As we meet the two protagonists, they’re oh-so-close next-door neighbor kids, but from very different backgrounds. Marina is a beautiful girl from a troubled home: her mother Linda (Trudie Styler) is a heavy-drinking woman clinging to her looks and estranged from her husband Ray (Nicky Henson), a philandering pilot. Holly is a more subdued sort with solidly upper-middle-class Jewish parents, the sweet Max (Allan Corduner) and the brittle Judith (Deborah Findlay); she obviously has a crush on Marina’s older brother Nat (Oliver Milburn), a feeling that, when it’s revealed five years later, evokes Marina’s envy and simmering hostility toward her. As further slices of the relationship are provided, it becomes ever clearer that Marina compulsively sabotages Holly’s romantic attachments; she takes up with the visiting French professor (Kyle MacLachlan) that the more studious Holly is already involved with during their college years, and later weds the doctor whom Holly dates first. She also continues to subvert the possibility of Holly’s getting together with Nat, even though the attraction is obviously mutual. Nonetheless, as a brief coda shows, the friendship persists despite the rough spots.

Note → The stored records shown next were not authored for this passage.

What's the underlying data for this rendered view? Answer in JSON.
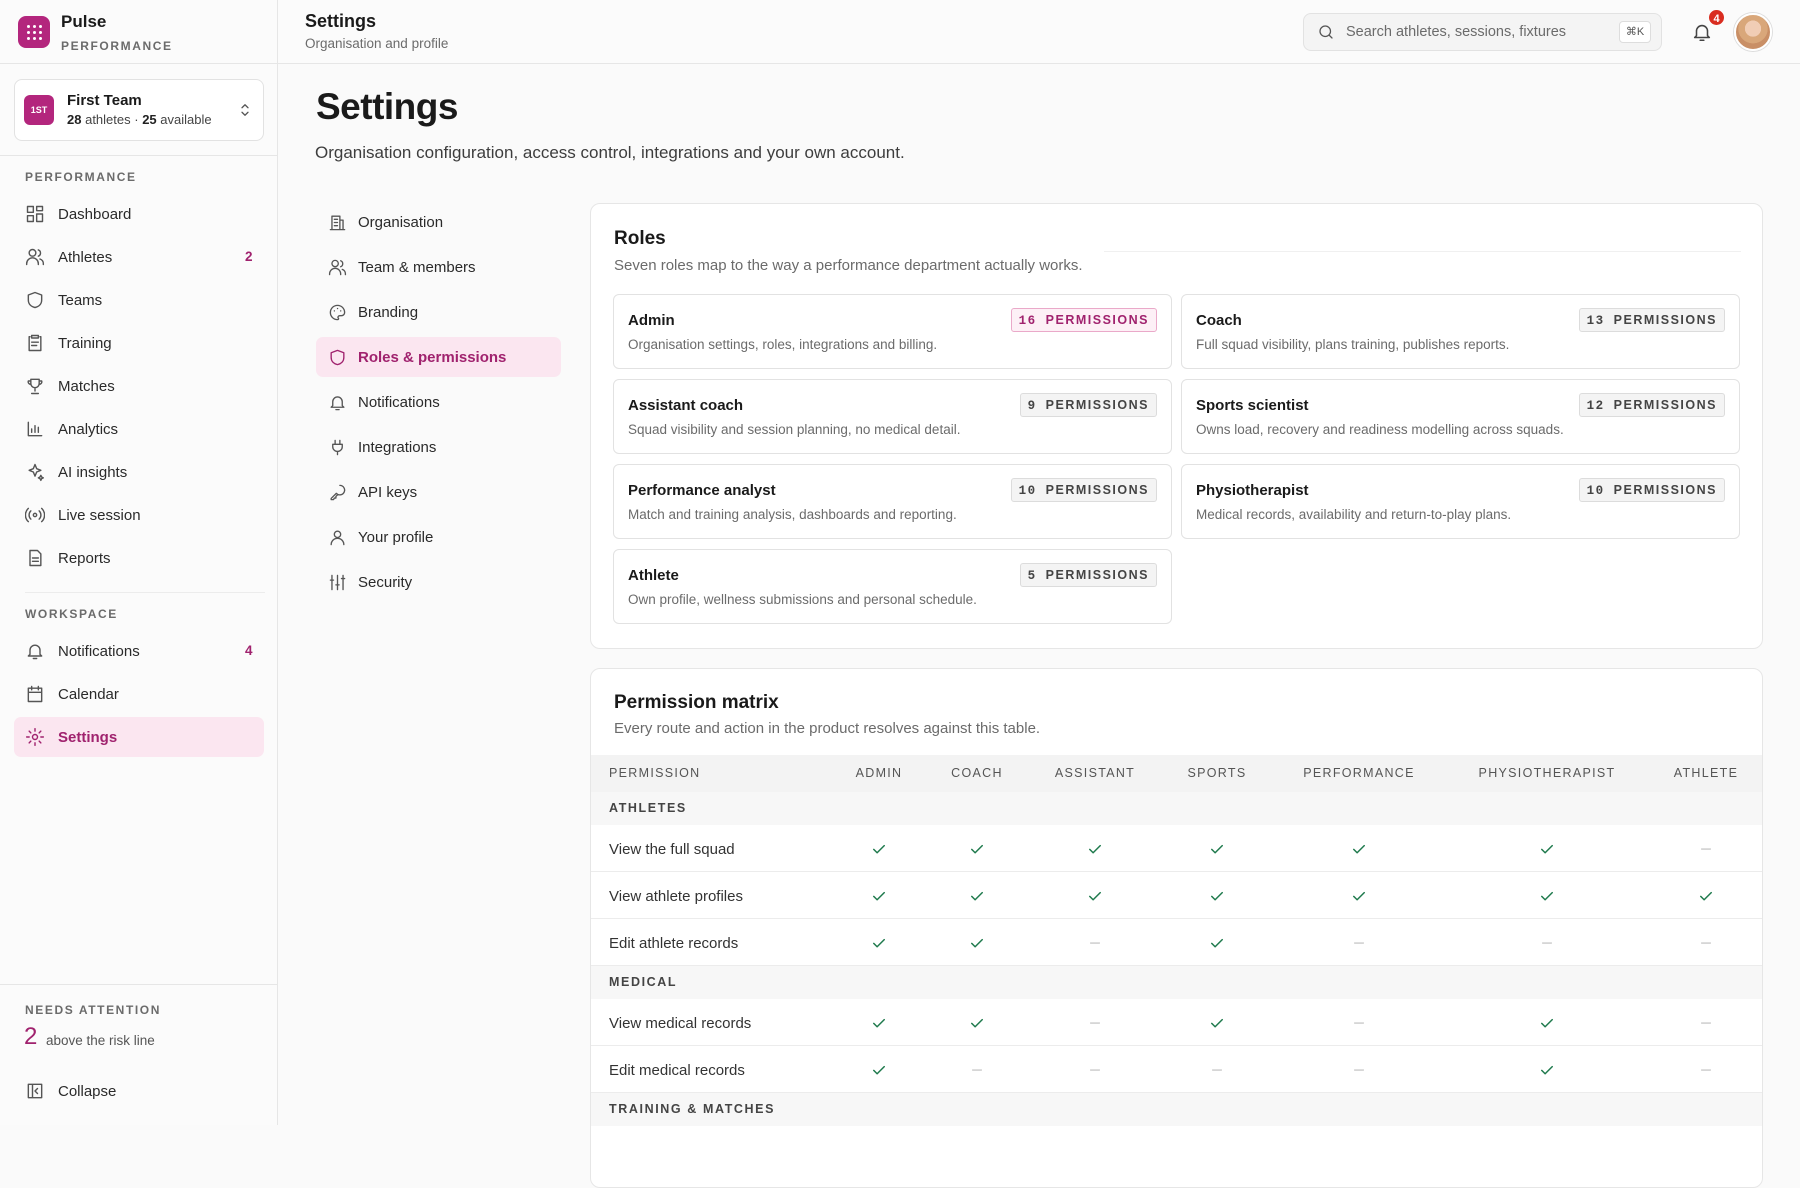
{
  "sidebar": {
    "brand": "Pulse",
    "brand_sub": "PERFORMANCE",
    "team": {
      "badge": "1ST",
      "name": "First Team",
      "athletes": 28,
      "athletes_text": "athletes ·",
      "available": 25,
      "available_text": "available"
    },
    "sections": [
      {
        "label": "PERFORMANCE",
        "items": [
          {
            "label": "Dashboard"
          },
          {
            "label": "Athletes",
            "badge": 2
          },
          {
            "label": "Teams"
          },
          {
            "label": "Training"
          },
          {
            "label": "Matches"
          },
          {
            "label": "Analytics"
          },
          {
            "label": "AI insights"
          },
          {
            "label": "Live session"
          },
          {
            "label": "Reports"
          }
        ]
      },
      {
        "label": "WORKSPACE",
        "items": [
          {
            "label": "Notifications",
            "badge": 4
          },
          {
            "label": "Calendar"
          },
          {
            "label": "Settings",
            "active": true
          }
        ]
      }
    ],
    "attention": {
      "label": "NEEDS ATTENTION",
      "count": 2,
      "text": "above the risk line"
    },
    "collapse": "Collapse"
  },
  "header": {
    "title": "Settings",
    "subtitle": "Organisation and profile",
    "search": "Search athletes, sessions, fixtures",
    "shortcut": "⌘K",
    "notifications": 4
  },
  "page": {
    "title": "Settings",
    "subtitle": "Organisation configuration, access control, integrations and your own account.",
    "nav": [
      {
        "label": "Organisation"
      },
      {
        "label": "Team & members"
      },
      {
        "label": "Branding"
      },
      {
        "label": "Roles & permissions",
        "active": true
      },
      {
        "label": "Notifications"
      },
      {
        "label": "Integrations"
      },
      {
        "label": "API keys"
      },
      {
        "label": "Your profile"
      },
      {
        "label": "Security"
      }
    ],
    "roles": {
      "title": "Roles",
      "subtitle": "Seven roles map to the way a performance department actually works.",
      "badge_text": "PERMISSIONS",
      "items": [
        {
          "name": "Admin",
          "permissions": 16,
          "description": "Organisation settings, roles, integrations and billing.",
          "highlight": true
        },
        {
          "name": "Coach",
          "permissions": 13,
          "description": "Full squad visibility, plans training, publishes reports."
        },
        {
          "name": "Assistant coach",
          "permissions": 9,
          "description": "Squad visibility and session planning, no medical detail."
        },
        {
          "name": "Sports scientist",
          "permissions": 12,
          "description": "Owns load, recovery and readiness modelling across squads."
        },
        {
          "name": "Performance analyst",
          "permissions": 10,
          "description": "Match and training analysis, dashboards and reporting."
        },
        {
          "name": "Physiotherapist",
          "permissions": 10,
          "description": "Medical records, availability and return-to-play plans."
        },
        {
          "name": "Athlete",
          "permissions": 5,
          "description": "Own profile, wellness submissions and personal schedule."
        }
      ]
    },
    "matrix": {
      "title": "Permission matrix",
      "subtitle": "Every route and action in the product resolves against this table.",
      "columns": [
        "PERMISSION",
        "ADMIN",
        "COACH",
        "ASSISTANT",
        "SPORTS",
        "PERFORMANCE",
        "PHYSIOTHERAPIST",
        "ATHLETE"
      ],
      "groups": [
        {
          "name": "ATHLETES",
          "rows": [
            {
              "label": "View the full squad",
              "values": [
                true,
                true,
                true,
                true,
                true,
                true,
                false
              ]
            },
            {
              "label": "View athlete profiles",
              "values": [
                true,
                true,
                true,
                true,
                true,
                true,
                true
              ]
            },
            {
              "label": "Edit athlete records",
              "values": [
                true,
                true,
                false,
                true,
                false,
                false,
                false
              ]
            }
          ]
        },
        {
          "name": "MEDICAL",
          "rows": [
            {
              "label": "View medical records",
              "values": [
                true,
                true,
                false,
                true,
                false,
                true,
                false
              ]
            },
            {
              "label": "Edit medical records",
              "values": [
                true,
                false,
                false,
                false,
                false,
                true,
                false
              ]
            }
          ]
        },
        {
          "name": "TRAINING & MATCHES",
          "rows": []
        }
      ]
    }
  }
}
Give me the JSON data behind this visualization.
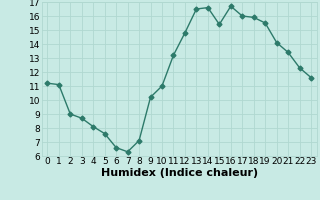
{
  "xlabel": "Humidex (Indice chaleur)",
  "x": [
    0,
    1,
    2,
    3,
    4,
    5,
    6,
    7,
    8,
    9,
    10,
    11,
    12,
    13,
    14,
    15,
    16,
    17,
    18,
    19,
    20,
    21,
    22,
    23
  ],
  "y": [
    11.2,
    11.1,
    9.0,
    8.7,
    8.1,
    7.6,
    6.6,
    6.3,
    7.1,
    10.2,
    11.0,
    13.2,
    14.8,
    16.5,
    16.6,
    15.4,
    16.7,
    16.0,
    15.9,
    15.5,
    14.1,
    13.4,
    12.3,
    11.6
  ],
  "line_color": "#2d7a6a",
  "bg_color": "#c8eae4",
  "grid_color": "#b0d8d0",
  "ylim": [
    6,
    17
  ],
  "yticks": [
    6,
    7,
    8,
    9,
    10,
    11,
    12,
    13,
    14,
    15,
    16,
    17
  ],
  "xticks": [
    0,
    1,
    2,
    3,
    4,
    5,
    6,
    7,
    8,
    9,
    10,
    11,
    12,
    13,
    14,
    15,
    16,
    17,
    18,
    19,
    20,
    21,
    22,
    23
  ],
  "tick_fontsize": 6.5,
  "xlabel_fontsize": 8,
  "marker": "D",
  "marker_size": 2.5,
  "line_width": 1.0
}
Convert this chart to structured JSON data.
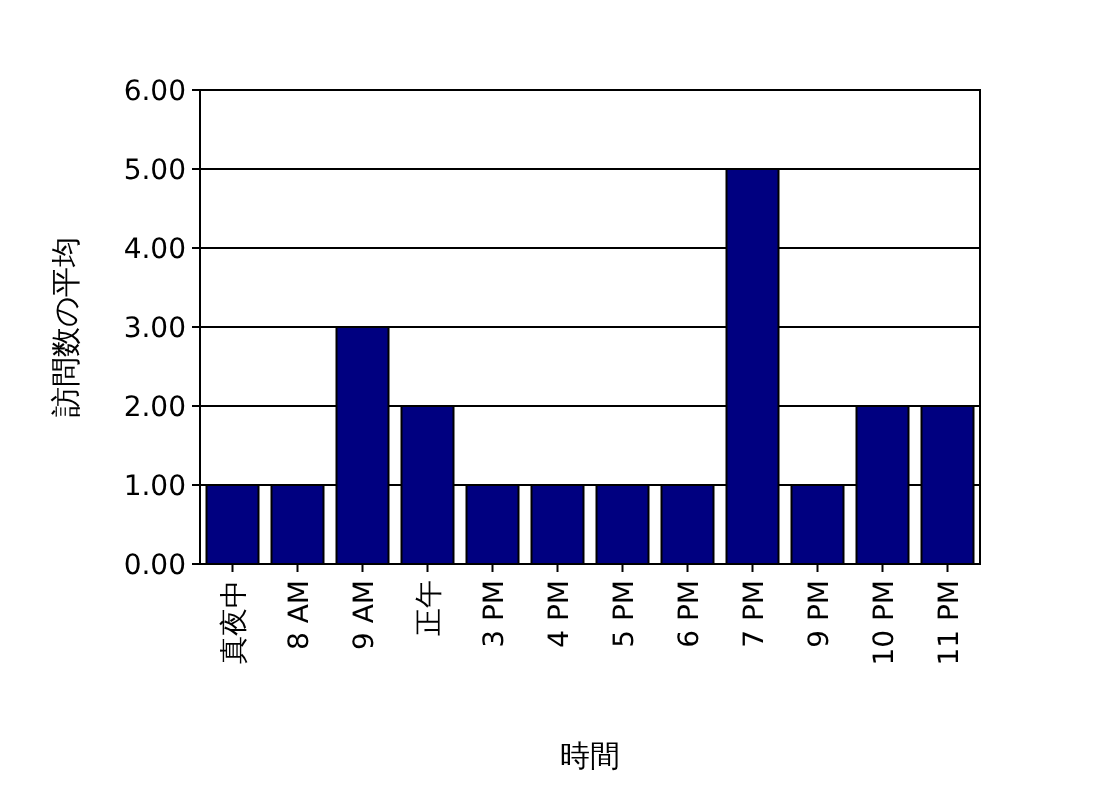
{
  "chart_data": {
    "type": "bar",
    "xlabel": "時間",
    "ylabel": "訪問数の平均",
    "categories": [
      "真夜中",
      "8 AM",
      "9 AM",
      "正午",
      "3 PM",
      "4 PM",
      "5 PM",
      "6 PM",
      "7 PM",
      "9 PM",
      "10 PM",
      "11 PM"
    ],
    "series": [
      {
        "color": "#000080",
        "values": [
          1,
          1,
          3,
          2,
          1,
          1,
          1,
          1,
          5,
          1,
          2,
          2
        ]
      }
    ],
    "ylim": [
      0,
      6
    ],
    "yticks": [
      {
        "value": 0,
        "label": "0.00"
      },
      {
        "value": 1,
        "label": "1.00"
      },
      {
        "value": 2,
        "label": "2.00"
      },
      {
        "value": 3,
        "label": "3.00"
      },
      {
        "value": 4,
        "label": "4.00"
      },
      {
        "value": 5,
        "label": "5.00"
      },
      {
        "value": 6,
        "label": "6.00"
      }
    ],
    "grid": "y"
  }
}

Presumably “Me Without You” is intended as an ode to female camaraderie, and perhaps the distaff portion of the audience (which will undoubtedly provide the larger number of viewers) will appreciate the picture it draws. But objectively Holly and Marina are a pretty unpleasant pair, an example of twisted co-dependency that seems to bring both of them more misery than joy. They’re well portrayed, however: Williams, from “Dawson’s Creek,” proves adept in feigning a British accent and is occasionally quite moving as well, and Friel, while more shrill, captures Marina’s jealous streak convincingly. But none of the female characters–Holly, Marina, Linda, Judith, or Isabel (Marianne Denicourt), Nat’s actress wife–is pictured as especially well-grounded or rational. Curiously, it’s the males who come off best. In Milburn’s hands Nat is a likable, if sometimes confused, fellow, and Corduner (who was Sullivan in Mike Leigh’s “Topsy-Turvy”) is an oasis of stability as Holly’s dad. Even MacLachlan’s befuddled Lothario and Henson’s errant spouse are more pathetically inept than nasty.
Sandra Goldbacher’s first film was the intriguing period piece “The Governess” (1998), which featured Minnie Driver as an impoverished Jewish woman who takes a position at a remote Scottish estate and enters an unusual relationship with her employer. That picture, which, like this one, emphasized ethnic and feminist issues rather heavy-handedly, was deeply flawed, but it was still far preferable to an arch and obvious bit of soap opera twaddle like this.